Flame Photometry, Emission

a type of emission spectrochemical analysis that is used primarily for the quantitative determination of small amounts of numerous metals and rare-earth elements in solutions on the basis of the spectral lines or bands of the elements. The spectra are excited by a flame fueled by illuminating gas, hydrogen, acetylene, or cyanogen. The solution to be analyzed is injected into the flame as an aerosol in a stream of oxygen or air. The most widely used type of flame is an oxygen-hydrogen flame, which has a sufficiently high temperature (2900°K) and a low flame radiation intensity and contains no solid particles when the combustion is incomplete.

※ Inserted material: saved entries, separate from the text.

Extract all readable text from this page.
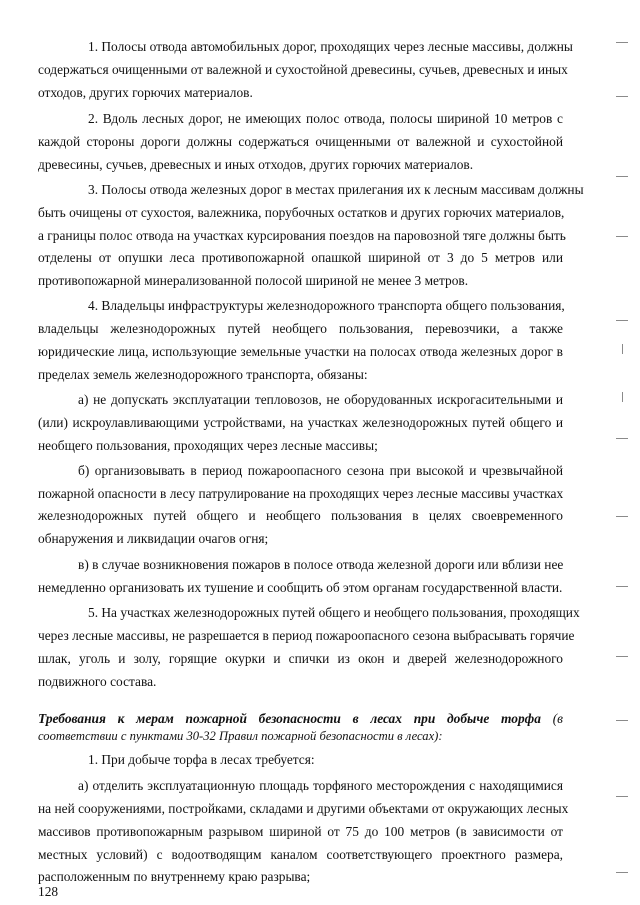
1. Полосы отвода автомобильных дорог, проходящих через лесные массивы, должны
содержаться очищенными от валежной и сухостойной древесины, сучьев, древесных и иных
отходов, других горючих материалов.
2. Вдоль лесных дорог, не имеющих полос отвода, полосы шириной 10 метров с
каждой стороны дороги должны содержаться очищенными от валежной и сухостойной
древесины, сучьев, древесных и иных отходов, других горючих материалов.
3. Полосы отвода железных дорог в местах прилегания их к лесным массивам должны
быть очищены от сухостоя, валежника, порубочных остатков и других горючих материалов,
а границы полос отвода на участках курсирования поездов на паровозной тяге должны быть
отделены от опушки леса противопожарной опашкой шириной от 3 до 5 метров или
противопожарной минерализованной полосой шириной не менее 3 метров.
4. Владельцы инфраструктуры железнодорожного транспорта общего пользования,
владельцы железнодорожных путей необщего пользования, перевозчики, а также
юридические лица, использующие земельные участки на полосах отвода железных дорог в
пределах земель железнодорожного транспорта, обязаны:
а) не допускать эксплуатации тепловозов, не оборудованных искрогасительными и
(или) искроулавливающими устройствами, на участках железнодорожных путей общего и
необщего пользования, проходящих через лесные массивы;
б) организовывать в период пожароопасного сезона при высокой и чрезвычайной
пожарной опасности в лесу патрулирование на проходящих через лесные массивы участках
железнодорожных путей общего и необщего пользования в целях своевременного
обнаружения и ликвидации очагов огня;
в) в случае возникновения пожаров в полосе отвода железной дороги или вблизи нее
немедленно организовать их тушение и сообщить об этом органам государственной власти.
5. На участках железнодорожных путей общего и необщего пользования, проходящих
через лесные массивы, не разрешается в период пожароопасного сезона выбрасывать горячие
шлак, уголь и золу, горящие окурки и спички из окон и дверей железнодорожного
подвижного состава.
Требования к мерам пожарной безопасности в лесах при добыче торфа (в
соответствии с пунктами 30-32 Правил пожарной безопасности в лесах):
1. При добыче торфа в лесах требуется:
а) отделить эксплуатационную площадь торфяного месторождения с находящимися
на ней сооружениями, постройками, складами и другими объектами от окружающих лесных
массивов противопожарным разрывом шириной от 75 до 100 метров (в зависимости от
местных условий) с водоотводящим каналом соответствующего проектного размера,
расположенным по внутреннему краю разрыва;
128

The radiation to be measured is isolated by means of a narrow-band filter or a monochromator in which a prism or diffraction grating is used as the dispersion element. Owing to the relative simplicity of the flame spectra and the high stability of the flame radiation, the spectral line intensities are measured almost exclusively by photoelectric means. A photocell or multiplier phototube serves as the radiation detector, and a galvanometer or chart recorder is used as the recording device. The spectral lines or bands are usually plotted on a chart recorder by scanning. The plot obtained gives the radiation intensity as a function of wavelength. The intensity of an element’s spectral line is the measure of the concentration of the element. The dependence of line intensities on concentration is determined from the results of photometry of the spectra of standard solutions.

The advantages of emission flame photometry are accuracy, speed, and high sensitivity. For example, the sensitivity limits are as low as 0.01 microgram per milliliter (μg/ml) for alkali metals and as low as 0.1 μg/ml for alkaline-earth metals. Spectrophotometers that automatically record the spectra and display the results are used for analysis by emission flame photometry.